Targets without clear LULUCF accounting rules are like a box of chocolates – you never know what you are going to get. To remedy this situation, ECO thinks Annex I Parties should take the suggestion that Colombia made in Bangkok – to submit tables showing what
their commitments would be under different accounting options, including the different options on the table for LULUCF. These tables would make the role of this sector clearer to everyone. They would also illustrate clearly which countries are relying on their forests to help meet their targets, and which Parties are expecting to use delayed accounting for wood products or the exclusion of emissions from natural disturbances in their accounting.
It is impossible to make informed decisions on targets until it is clear what rules underpin them. With the kind of clarity and transparency Colombia has requested, Parties may be able to complete the task of decision-making that they failed to finish in Cancun.

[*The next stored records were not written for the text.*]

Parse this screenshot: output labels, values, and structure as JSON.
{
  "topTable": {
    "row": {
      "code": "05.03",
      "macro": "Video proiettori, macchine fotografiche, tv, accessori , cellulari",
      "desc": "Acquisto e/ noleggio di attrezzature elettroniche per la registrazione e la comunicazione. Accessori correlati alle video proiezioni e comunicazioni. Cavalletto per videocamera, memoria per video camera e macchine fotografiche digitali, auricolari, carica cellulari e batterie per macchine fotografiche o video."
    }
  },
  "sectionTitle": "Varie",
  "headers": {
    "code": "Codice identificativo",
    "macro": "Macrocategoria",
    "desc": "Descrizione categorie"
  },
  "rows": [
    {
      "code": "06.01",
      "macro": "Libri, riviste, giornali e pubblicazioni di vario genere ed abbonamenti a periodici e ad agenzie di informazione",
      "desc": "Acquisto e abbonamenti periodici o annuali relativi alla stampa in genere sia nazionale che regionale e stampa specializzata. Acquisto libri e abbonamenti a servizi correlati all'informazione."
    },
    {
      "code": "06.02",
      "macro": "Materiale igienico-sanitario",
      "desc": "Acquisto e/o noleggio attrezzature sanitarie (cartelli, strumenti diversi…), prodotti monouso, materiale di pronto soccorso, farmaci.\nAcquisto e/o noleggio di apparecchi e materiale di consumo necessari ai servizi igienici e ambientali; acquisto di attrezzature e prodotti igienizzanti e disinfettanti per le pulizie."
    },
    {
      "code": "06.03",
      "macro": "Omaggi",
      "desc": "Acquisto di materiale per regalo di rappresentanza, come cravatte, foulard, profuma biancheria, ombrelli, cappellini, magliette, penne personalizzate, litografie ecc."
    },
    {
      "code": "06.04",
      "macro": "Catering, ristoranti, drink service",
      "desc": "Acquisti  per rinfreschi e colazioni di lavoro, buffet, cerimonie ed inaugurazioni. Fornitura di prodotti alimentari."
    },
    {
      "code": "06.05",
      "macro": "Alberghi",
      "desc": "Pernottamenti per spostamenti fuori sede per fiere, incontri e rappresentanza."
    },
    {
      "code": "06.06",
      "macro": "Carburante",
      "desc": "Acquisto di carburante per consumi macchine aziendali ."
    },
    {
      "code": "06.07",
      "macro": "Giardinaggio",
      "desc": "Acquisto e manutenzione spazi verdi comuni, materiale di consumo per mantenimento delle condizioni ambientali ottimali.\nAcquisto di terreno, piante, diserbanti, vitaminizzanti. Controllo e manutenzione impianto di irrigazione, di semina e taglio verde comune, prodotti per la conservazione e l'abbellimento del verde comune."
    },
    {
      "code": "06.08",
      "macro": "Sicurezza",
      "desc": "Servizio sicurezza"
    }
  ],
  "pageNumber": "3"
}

Delegates will be fascinated to discover that New Zealand won’t release its forestry emission and removal projections to NZ NGOs so that it can “avoid prejudice to the substantial economic interests of NZ,” and “enable the Minister to carry on without prejudice, or disadvantage, negotiations.”
This raises the question of what forestry projections has New Zealand been providing to Parties in the UNFCCC negotiations these past couple of years? Perhaps New Zealand’s Minister of Climate Change Negotiations hides the real figures in his briefcase while his officials hand out merry works of fiction to fellow delegates. ECO encourages readers to enquire for clear information from the NZ delegation on its LULUCF assumptions (and while you’re at it, you might want to ask about the substantive amounts of offsetting that is core to New Zealand’s positioning).